On June 8, 2017, Eugene Weiner made a post on Isaac Aflalos Facebook page. The post read,


On June 8, 2017, Eugene Weiner made a post on Isaac Aflalo’s Facebook page. The post read, “Yurim and Isaac took advantage of a old 94plus sick man elder abuse [sic].” Alflalo took umbrage to the post and filed a suit against Weiner, alleging that Weiner’s post constitutes defamation per se. Specifically, Alflalo alleged that the post constituted defamation per se because it charged him with the commission of an infamous crime and subjected him to hatred, distrust, ridicule, or contempt. Weiner filed a motion to dismiss the case.

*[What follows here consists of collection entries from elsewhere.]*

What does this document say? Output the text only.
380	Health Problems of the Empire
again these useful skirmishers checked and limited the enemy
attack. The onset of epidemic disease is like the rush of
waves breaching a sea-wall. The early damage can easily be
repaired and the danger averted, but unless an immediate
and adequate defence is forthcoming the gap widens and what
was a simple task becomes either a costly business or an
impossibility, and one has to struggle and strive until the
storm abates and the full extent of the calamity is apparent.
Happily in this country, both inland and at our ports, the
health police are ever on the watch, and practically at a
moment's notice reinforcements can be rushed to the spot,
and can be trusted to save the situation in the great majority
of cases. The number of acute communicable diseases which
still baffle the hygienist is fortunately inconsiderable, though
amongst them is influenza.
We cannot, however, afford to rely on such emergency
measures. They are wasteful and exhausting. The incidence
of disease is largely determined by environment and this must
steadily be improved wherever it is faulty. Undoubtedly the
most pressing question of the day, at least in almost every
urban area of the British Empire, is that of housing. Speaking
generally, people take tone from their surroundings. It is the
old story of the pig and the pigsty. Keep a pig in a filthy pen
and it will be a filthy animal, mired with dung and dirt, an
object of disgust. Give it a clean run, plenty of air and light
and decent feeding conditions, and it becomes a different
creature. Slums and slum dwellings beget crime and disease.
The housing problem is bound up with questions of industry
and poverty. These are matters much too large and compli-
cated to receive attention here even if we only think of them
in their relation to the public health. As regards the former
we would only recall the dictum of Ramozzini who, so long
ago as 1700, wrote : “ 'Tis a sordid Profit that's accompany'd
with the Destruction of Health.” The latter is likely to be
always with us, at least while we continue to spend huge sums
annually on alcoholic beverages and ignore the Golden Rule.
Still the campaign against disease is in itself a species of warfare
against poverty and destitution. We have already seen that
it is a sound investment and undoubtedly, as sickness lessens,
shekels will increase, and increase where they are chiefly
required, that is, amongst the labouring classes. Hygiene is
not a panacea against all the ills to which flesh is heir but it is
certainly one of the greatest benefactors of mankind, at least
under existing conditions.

JUDGE MORENO Defendant argues that Plaintiff has failed to state a claim for defamation per se. Under Florida law, to assert a claim for defamation—libel or slander—a plaintiff must establish that: “(1) the defendant published a false statement; (2) about the plaintiff; (3) to a third party; and (4) that the falsity of the statement caused injury to another.” Alan v. Wells Fargo Bank, N.A., 604 Fed. App’x 863, 865 (11th Cir. 2015) (applying Florida law) … To allege a claim for libel per se, however, the plaintiff need not show any special damages because per se defamatory statements are “so obviously defamatory and damaging to [one’s] reputation that they give rise to an absolute presumption both of malice and damage.” Id. (internal quotations omitted) (citing Wolfson v. Kirk, 273 So. 2d 774, 776 (Fla. 4th DCA 1973)). In this case, Plaintiff is only alleging a claim of libel per se.
A written publication (like a Facebook post) rises to the level of libel per se “if, when considered alone and without innuendo, it (1) charges that a person has committed an infamous crime; (2) tends to subject one to hatred, distrust, ridicule, contempt, or disgrace; or (3) tends to injure one in his trade or profession.” Id.

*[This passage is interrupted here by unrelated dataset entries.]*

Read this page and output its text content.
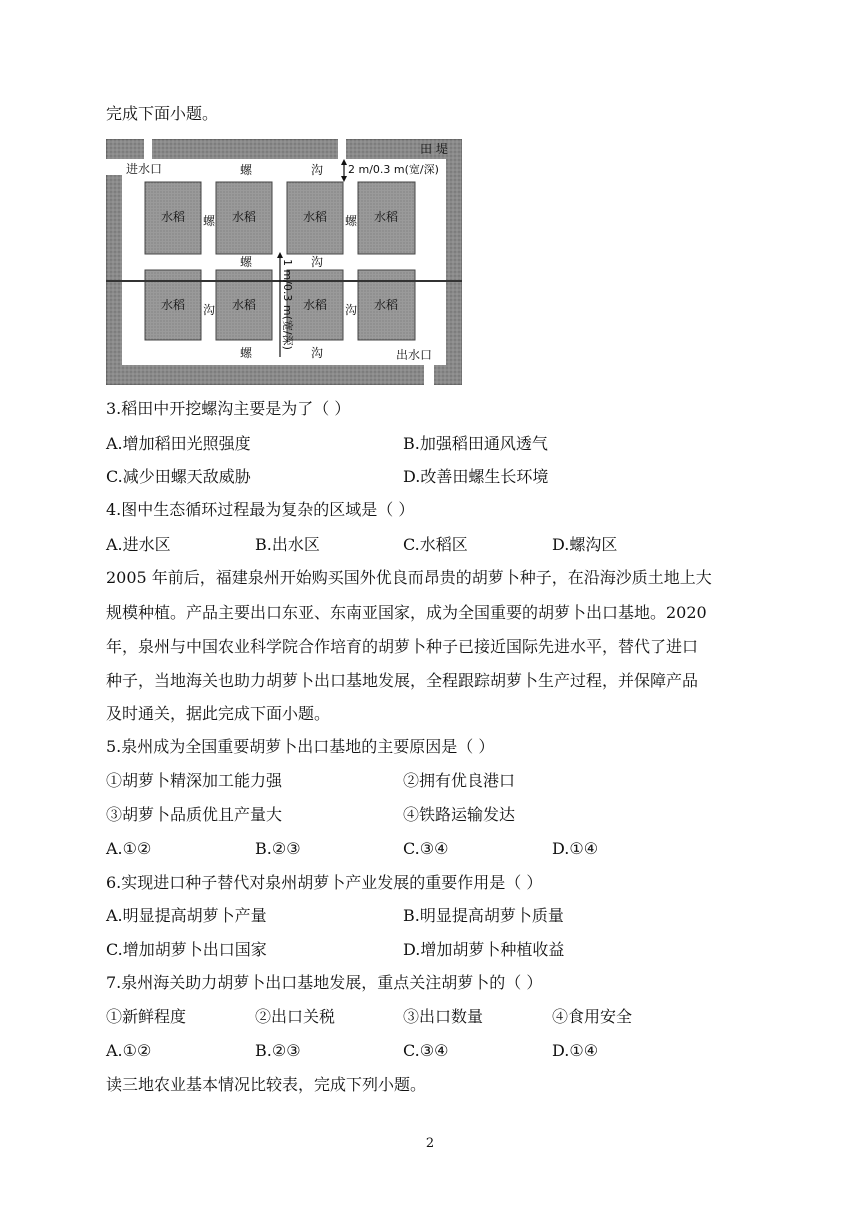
完成下面小题。
田 堤
进水口
出水口
2 m/0.3 m(宽/深)
1 m/0.3 m(宽/深)
螺	沟
螺	沟
螺	沟
螺	螺
沟	沟
水稻	水稻	水稻	水稻
水稻	水稻	水稻	水稻
3.稻田中开挖螺沟主要是为了（ ）
A.增加稻田光照强度	B.加强稻田通风透气
C.减少田螺天敌威胁	D.改善田螺生长环境
4.图中生态循环过程最为复杂的区域是（ ）
A.进水区	B.出水区	C.水稻区	D.螺沟区
2005 年前后，福建泉州开始购买国外优良而昂贵的胡萝卜种子，在沿海沙质土地上大
规模种植。产品主要出口东亚、东南亚国家，成为全国重要的胡萝卜出口基地。2020
年，泉州与中国农业科学院合作培育的胡萝卜种子已接近国际先进水平，替代了进口
种子，当地海关也助力胡萝卜出口基地发展，全程跟踪胡萝卜生产过程，并保障产品
及时通关，据此完成下面小题。
5.泉州成为全国重要胡萝卜出口基地的主要原因是（ ）
①胡萝卜精深加工能力强	②拥有优良港口
③胡萝卜品质优且产量大	④铁路运输发达
A.①②	B.②③	C.③④	D.①④
6.实现进口种子替代对泉州胡萝卜产业发展的重要作用是（ ）
A.明显提高胡萝卜产量	B.明显提高胡萝卜质量
C.增加胡萝卜出口国家	D.增加胡萝卜种植收益
7.泉州海关助力胡萝卜出口基地发展，重点关注胡萝卜的（ ）
①新鲜程度	②出口关税	③出口数量	④食用安全
A.①②	B.②③	C.③④	D.①④
读三地农业基本情况比较表，完成下列小题。
2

(quoting Richard v. Gray, 62 So. 2d 597, 598 … Plaintiff alleges that the Statement qualifies as defamation per se on two of the three grounds—it imputes Plaintiff with the commission of an infamous crime and it subjects him to hatred, distrust, ridicule, or contempt. But Defendant argues that Plaintiff’s claim fails because (1) the Statement fails to charge Plaintiff with committing an infamous crime; (2) the Statement does not subject Plaintiff to public hatred, contempt, or ridicule; (3) the Statement is rhetorical hyperbole; and (4) Plaintiff has failed to plead with reasonable particularity any third party to whom the Statement was made. In response, Plaintiff argues that the Statement is, at the very least, ambiguous and the question of whether it is defamatory per se should be left for the jury.

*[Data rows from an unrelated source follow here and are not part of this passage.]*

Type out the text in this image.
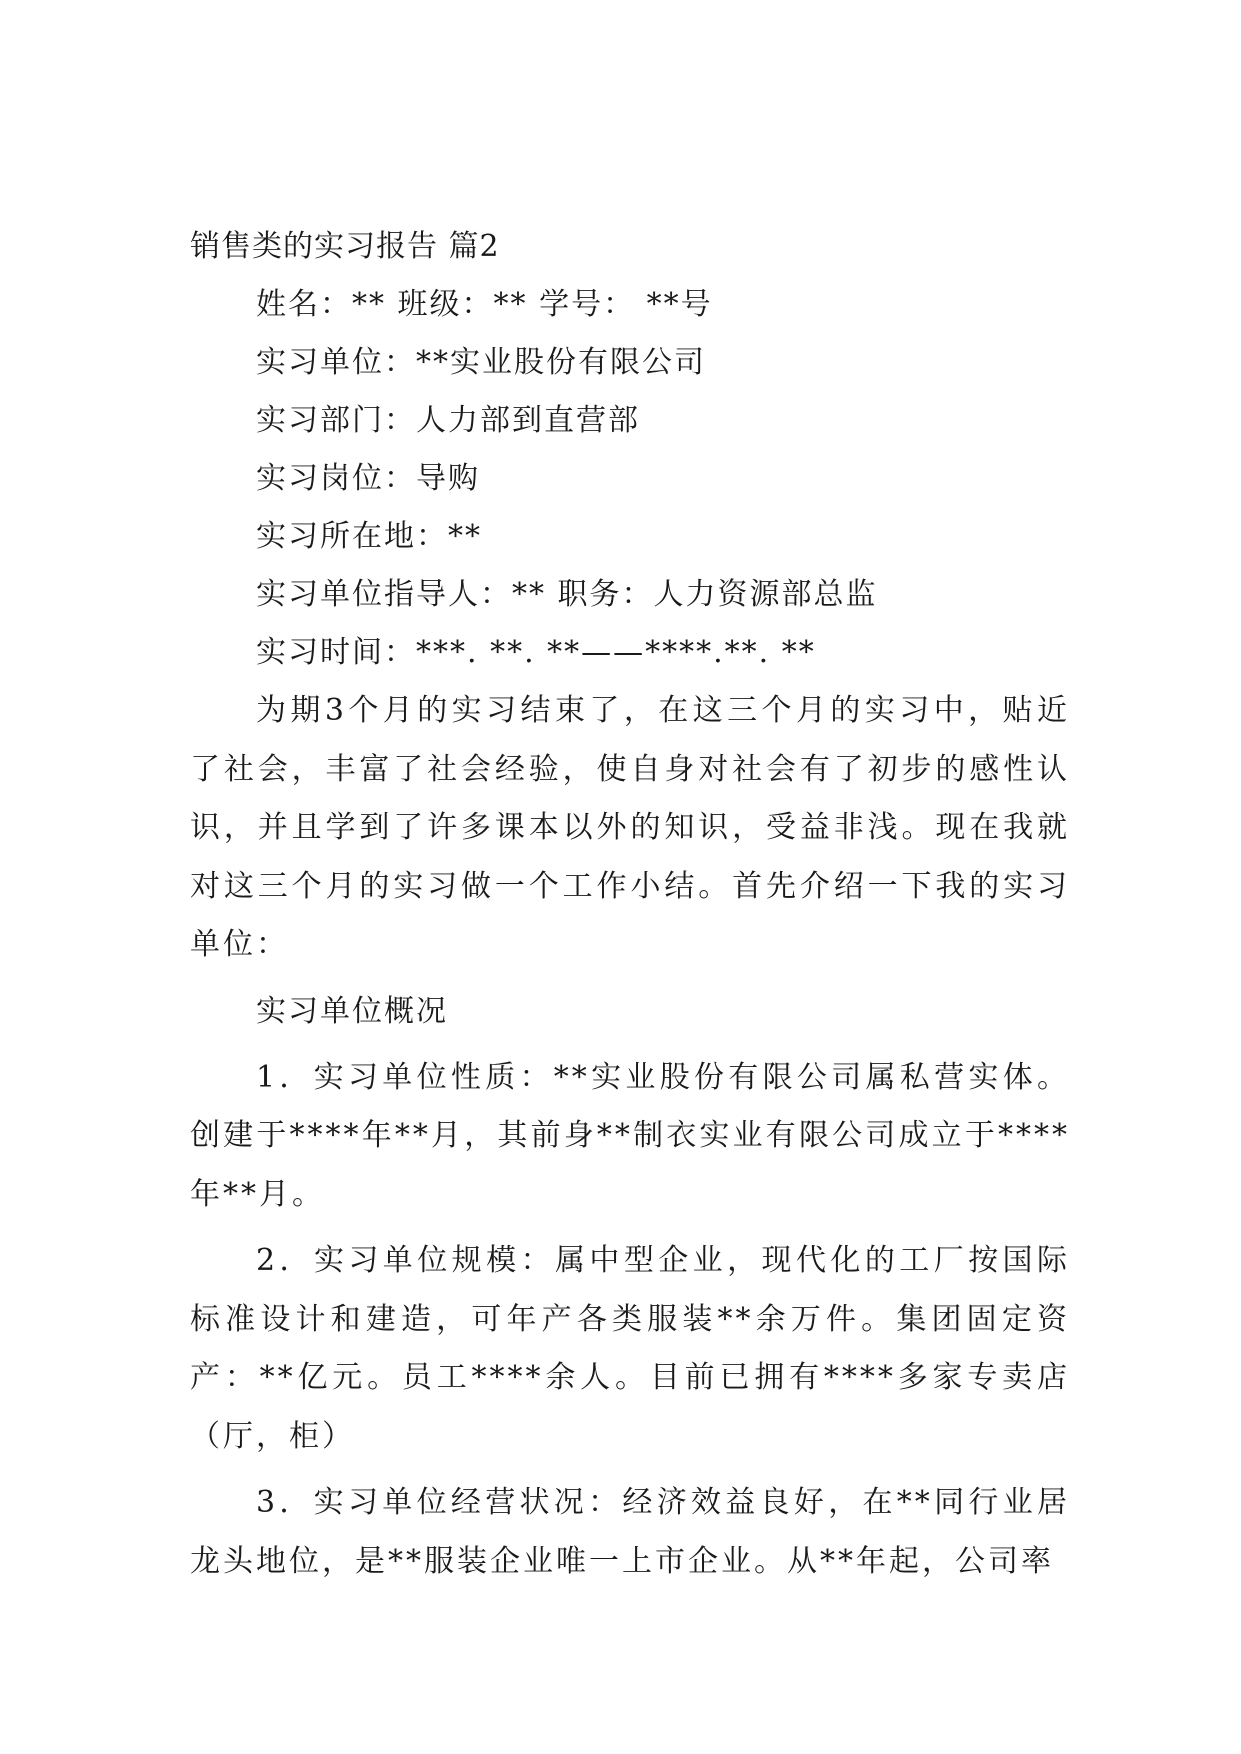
销售类的实习报告 篇2
姓名：** 班级：** 学号： **号
实习单位：**实业股份有限公司
实习部门：人力部到直营部
实习岗位：导购
实习所在地：**
实习单位指导人：** 职务：人力资源部总监
实习时间：***. **. **——****.**. **

为期3个月的实习结束了，在这三个月的实习中，贴近了社会，丰富了社会经验，使自身对社会有了初步的感性认识，并且学到了许多课本以外的知识，受益非浅。现在我就对这三个月的实习做一个工作小结。首先介绍一下我的实习单位：

实习单位概况

1．实习单位性质：**实业股份有限公司属私营实体。创建于****年**月，其前身**制衣实业有限公司成立于****年**月。

2．实习单位规模：属中型企业，现代化的工厂按国际标准设计和建造，可年产各类服装**余万件。集团固定资产：**亿元。员工****余人。目前已拥有****多家专卖店（厅，柜）

3．实习单位经营状况：经济效益良好，在**同行业居龙头地位，是**服装企业唯一上市企业。从**年起，公司率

The subject Statement reads: “Yurim and Isaac took advantage of a old 94plus sick man elder abuse [sic].” Because the Statement uses the phrase “elder abuse,” Plaintiff alleges that Defendant is imputing Plaintiff with “having committed an act which constitutes the infamous crime of elder abuse under Chapter 825 of the Florida Statutes.” (D.E. 18, ¶ 18.) Crimes characterized as having an infamous nature are “murder, perjury, piracy, forgery, larceny, robbery, arson, sodomy or buggery.” Klayman v. Judicial Watch, Inc., 22 F. Supp. 3d 1240, n.3 (S.D. Fla. 2014). However, if an offense does not fall into one of these categories, only a felony is considered an infamous crime. Id.; Madsen v. Buie, 454 So. 2d 727, 729-30 (Fla. 1st DCA 1984) (“Under Florida law, a publication is libelous per se when it imputes to another a criminal offense amounting to a felony. …”) (citation omitted). In Florida, “elder abuse,” as defined under Chapter 825 of the Florida Statutes, is categorized as a felony.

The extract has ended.